Hang in there. :rolleyes: This too shall pass - hopefully not for long.
 
  • #134
that is rather terrible Evo. Its hardly the ideal workspace.
 
  • #135
I love the moss and bats idea. I'm probably stuck here until we move, they're aren't going to want to go through the trouble of moving me since this is supposedly "temporary".
 
  • #136
Wow, Evo, who did you piss off to earn that space? I can't believe they actually went to all the trouble of cutting up your desk to cram it in there instead of just moving over some partitions, or turning around the orientation of your office so the desk was on the other side (that nook next to the pillar would have been a great place for a file cabinet or coat rack, not half your desk).
 
  • #137
Moonbear said:
Wow, Evo, who did you piss off to earn that space?
:smile: My boss swears that he had no idea when he assigned cubes.

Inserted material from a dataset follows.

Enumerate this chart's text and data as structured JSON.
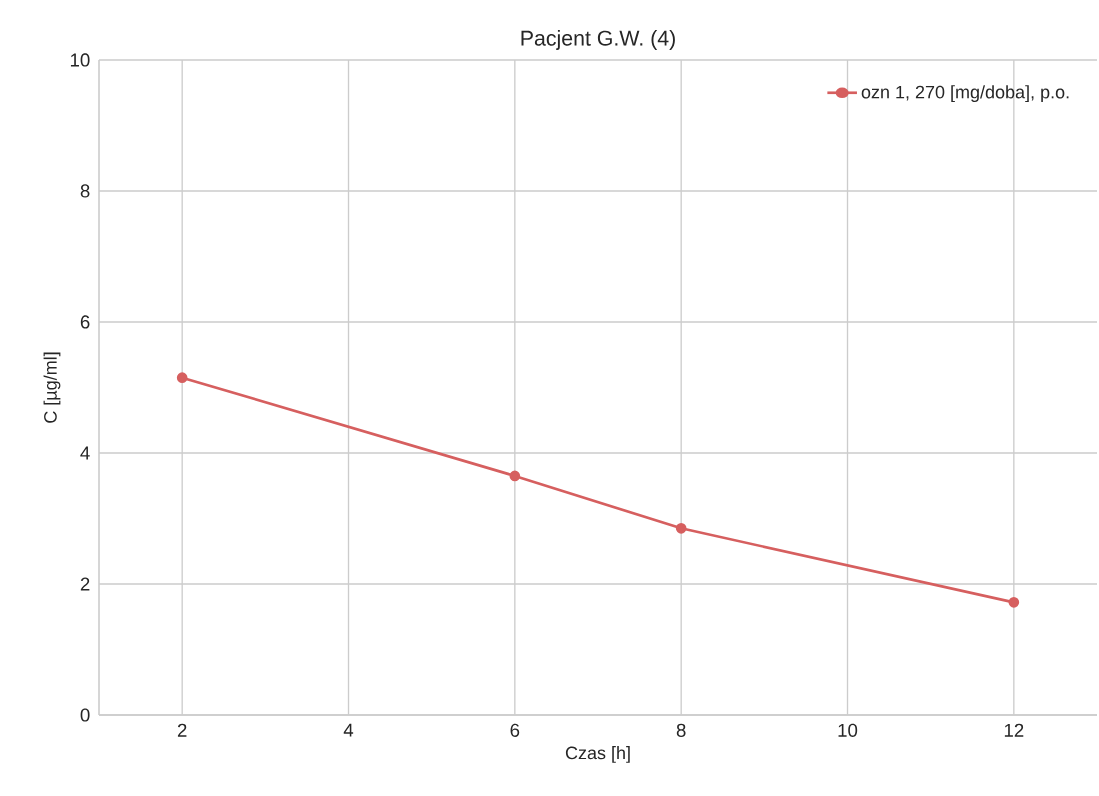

I can't believe they actually went to all the trouble of cutting up your desk to cram it in there instead of just moving over some partitions, or turning around the orientation of your office so the desk was on the other side (that nook next to the pillar would have been a great place for a file cabinet or coat rack, not half your desk).
It would have been too easy to move the cubicle wall past the pillar. :rolleyes:
 
  • #138
I guess an upside is that, if/when you next move out of that space, Evo, they'll have to buy a new desk for you because that one is entirely toast.
 
  • #139
Evo's new (but temporary) office...

evos new office.GIF
 
  • #140
lisab said:
Evo's new (but temporary) office...

View attachment 12814
:smile: Thanks lisab! That made my day.